Knowledge Management and Web 2.0 Technology



Knowledge and knowledge-based skills are the engine of economic growth and social development engaging in lifelong learning and development not only allows us to continuously keep pace with development, but it also helps keep the mind sharp and fosters innovation. Due to the fact that technology is no longer seen as a way of gaining competitive advantage, there has been a growing trend over the lat twenty years which has come to see collective knowledge of employees as the key factor in producing innovative and competitive products.
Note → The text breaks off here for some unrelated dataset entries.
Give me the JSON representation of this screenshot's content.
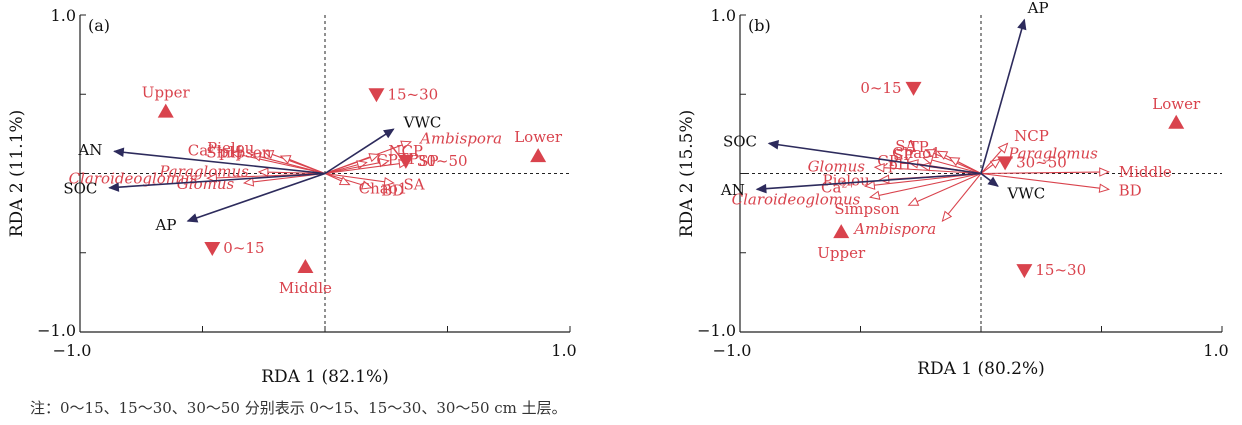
{
  "note": "注：0～15、15～30、30～50 分别表示 0～15、15～30、30～50 cm 土层。",
  "colors": {
    "env": "#2d2b5c",
    "species": "#d9434d",
    "axis": "#222222"
  },
  "chart_data": [
    {
      "type": "scatter",
      "panel_label": "(a)",
      "xlabel": "RDA 1 (82.1%)",
      "ylabel": "RDA 2 (11.1%)",
      "xlim": [
        -1.0,
        1.0
      ],
      "ylim": [
        -1.0,
        1.0
      ],
      "x_tick_labels": [
        "−1.0",
        "1.0"
      ],
      "y_tick_labels": [
        "1.0",
        "−1.0"
      ],
      "env_arrows": [
        {
          "name": "AN",
          "x": -0.86,
          "y": 0.14
        },
        {
          "name": "SOC",
          "x": -0.88,
          "y": -0.09
        },
        {
          "name": "AP",
          "x": -0.56,
          "y": -0.3
        },
        {
          "name": "VWC",
          "x": 0.28,
          "y": 0.28
        }
      ],
      "species_arrows": [
        {
          "name": "Ca²⁺",
          "x": -0.38,
          "y": 0.13,
          "italic": false
        },
        {
          "name": "pH",
          "x": -0.3,
          "y": 0.12,
          "italic": false
        },
        {
          "name": "Pielou",
          "x": -0.25,
          "y": 0.14,
          "italic": false
        },
        {
          "name": "Simpson",
          "x": -0.18,
          "y": 0.11,
          "italic": false
        },
        {
          "name": "Paraglomus",
          "x": -0.27,
          "y": 0.01,
          "italic": true
        },
        {
          "name": "Claroideoglomus",
          "x": -0.48,
          "y": -0.03,
          "italic": true
        },
        {
          "name": "Glomus",
          "x": -0.33,
          "y": -0.06,
          "italic": true
        },
        {
          "name": "Ambispora",
          "x": 0.35,
          "y": 0.2,
          "italic": true
        },
        {
          "name": "NCP",
          "x": 0.22,
          "y": 0.12,
          "italic": false
        },
        {
          "name": "CP",
          "x": 0.17,
          "y": 0.07,
          "italic": false
        },
        {
          "name": "TP",
          "x": 0.26,
          "y": 0.08,
          "italic": false
        },
        {
          "name": "SP",
          "x": 0.34,
          "y": 0.07,
          "italic": false
        },
        {
          "name": "SA",
          "x": 0.28,
          "y": -0.06,
          "italic": false
        },
        {
          "name": "BD",
          "x": 0.19,
          "y": -0.09,
          "italic": false
        },
        {
          "name": "Chao1",
          "x": 0.1,
          "y": -0.07,
          "italic": false
        }
      ],
      "sites": [
        {
          "name": "Upper",
          "x": -0.65,
          "y": 0.39,
          "shape": "up"
        },
        {
          "name": "Lower",
          "x": 0.87,
          "y": 0.11,
          "shape": "up"
        },
        {
          "name": "Middle",
          "x": -0.08,
          "y": -0.59,
          "shape": "up"
        },
        {
          "name": "15~30",
          "x": 0.21,
          "y": 0.5,
          "shape": "down"
        },
        {
          "name": "30~50",
          "x": 0.33,
          "y": 0.08,
          "shape": "down"
        },
        {
          "name": "0~15",
          "x": -0.46,
          "y": -0.47,
          "shape": "down"
        }
      ]
    },
    {
      "type": "scatter",
      "panel_label": "(b)",
      "xlabel": "RDA 1 (80.2%)",
      "ylabel": "RDA 2 (15.5%)",
      "xlim": [
        -1.0,
        1.0
      ],
      "ylim": [
        -1.0,
        1.0
      ],
      "x_tick_labels": [
        "−1.0",
        "1.0"
      ],
      "y_tick_labels": [
        "1.0",
        "−1.0"
      ],
      "env_arrows": [
        {
          "name": "AP",
          "x": 0.18,
          "y": 0.97
        },
        {
          "name": "SOC",
          "x": -0.88,
          "y": 0.19
        },
        {
          "name": "AN",
          "x": -0.93,
          "y": -0.1
        },
        {
          "name": "VWC",
          "x": 0.07,
          "y": -0.08
        }
      ],
      "species_arrows": [
        {
          "name": "SA",
          "x": -0.23,
          "y": 0.15,
          "italic": false
        },
        {
          "name": "TP",
          "x": -0.18,
          "y": 0.14,
          "italic": false
        },
        {
          "name": "SP",
          "x": -0.24,
          "y": 0.1,
          "italic": false
        },
        {
          "name": "Chao1",
          "x": -0.13,
          "y": 0.1,
          "italic": false
        },
        {
          "name": "NCP",
          "x": 0.11,
          "y": 0.19,
          "italic": false
        },
        {
          "name": "Paraglomus",
          "x": 0.08,
          "y": 0.09,
          "italic": true
        },
        {
          "name": "CP",
          "x": -0.3,
          "y": 0.07,
          "italic": false
        },
        {
          "name": "pH",
          "x": -0.25,
          "y": 0.05,
          "italic": false
        },
        {
          "name": "Glomus",
          "x": -0.44,
          "y": 0.04,
          "italic": true
        },
        {
          "name": "Pielou",
          "x": -0.42,
          "y": -0.04,
          "italic": false
        },
        {
          "name": "Ca²⁺",
          "x": -0.48,
          "y": -0.08,
          "italic": false
        },
        {
          "name": "Claroideoglomus",
          "x": -0.46,
          "y": -0.15,
          "italic": true
        },
        {
          "name": "Simpson",
          "x": -0.3,
          "y": -0.2,
          "italic": false
        },
        {
          "name": "Ambispora",
          "x": -0.16,
          "y": -0.3,
          "italic": true
        },
        {
          "name": "Middle",
          "x": 0.53,
          "y": 0.01,
          "italic": false
        },
        {
          "name": "BD",
          "x": 0.53,
          "y": -0.1,
          "italic": false
        }
      ],
      "sites": [
        {
          "name": "Lower",
          "x": 0.81,
          "y": 0.32,
          "shape": "up"
        },
        {
          "name": "Upper",
          "x": -0.58,
          "y": -0.37,
          "shape": "up"
        },
        {
          "name": "0~15",
          "x": -0.28,
          "y": 0.54,
          "shape": "down"
        },
        {
          "name": "30~50",
          "x": 0.1,
          "y": 0.07,
          "shape": "down"
        },
        {
          "name": "15~30",
          "x": 0.18,
          "y": -0.61,
          "shape": "down"
        }
      ]
    }
  ]
}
In past  attempts in knowledge management have resulted in many failures with knowledge management “platforms” and “repositories” that tend to quickly collapse under the weight of their own complexity. Most of these failed attempts have been nothing more than, still data silos where information is safe and organized but inconvenient to explore and share. What was once knowledge has become a fossilised information moment in time does not grow adapt or change through collaboration and sharing.

These large knowledge management platforms fail to make use of the key factor that defines effective information collaboration, quality of user participation. A firm’s knowledge is scoially embedded and evloves over time along unpredictable paths making it diffcult to share and organise. Once the kowledge has been removed or detached from the indvidual  and stored in a static system, it is no longer knowledge and becomes informatio.

In the past Western managers and organisations have tended to choose an IT-Centric Top-Down approach, but Nonaka [1998], Sveiby [2000b] and Takeuchi [1998] argue that what succeeds is a people-centric approach, from the bottom-up, but properly encouraged and supervised from top management.  In the other words, giving people with knowledge the space and freedom to correlate the knowledge without being encumbered by technology and preconceived ideas of knowledge structures.

Current web 2.0 technologies are promising to provide users with an open, shared, personalized, multi-dimensional interactive knowledge management platform.

The effort to make use of social media and to seamlessly integrate social media into users’ daily learning and working has turned out to be one of the key challenges for the design and development of many knowledge management systems.

Social media networks already support the aggregation and sharing of information in a fluid manner. It also encourages people to contribute and to feedback. All are important elements for getting knowledge management to work.

Most knowledge is human dependent which is what makes it knowledge which in turn makes it more difficult to detach from its source. It is based on personal understandings and collective construction. This makes knowledge’s roots social as each person is a social individual within a social environment, in this case the organisation. Organisations need to see content as a “social object” and not as static fossilized Information. It is instead a highly social artefact that takes on a life of its own based on its interaction with the communities around it. Knowledge increment occurs with honesty, trust, responsibility and openness .It endows knowledge with wider and deeper social values.  The current  social web 2.0 platform can already supply all of these requirements.

Social media is able to support knowledge evolution in two aspects.  Firstly social media is bottom-up supporting a personalized experience through customisation, publication, style of presentation, sharing etc, this deals with the problems experienced by early knowledge management systems which used a  down predefined hierarchical structures . Tools are already in place which allows users share knowledge in diverse meaningful ways, not only are these tools in place but the knowledge of how to use them effectively is also in place. The new skills barrier and resistance to one element of organisational change has already been overcome.

Secondly it allows social cues through additional information such as date published, views, author’s background and standing within the community, amount of posts etc. These can also work for the author as they can actively see how many people are viewing there content and where it is being distributed. This in turn encourages them to publish more content. It also allows the exchange of the two sides to establish a trust relationship for more effective knowledge sharing, which in turn prevents the knowledge from becoming static.

Social media platforms can be seen more as an active creation space whereas knowledge management systems desperately try to persuade participants to invest time and effort to contribute existing knowledge with the vague and long-term promise that they themselves might eventually derive value from the contributions of others. In contrast, creation spaces focus on providing immediate value to participants in terms of helping them tackle difficult performance challenges while at the same time reducing the effort required to capture and disseminate the knowledge created.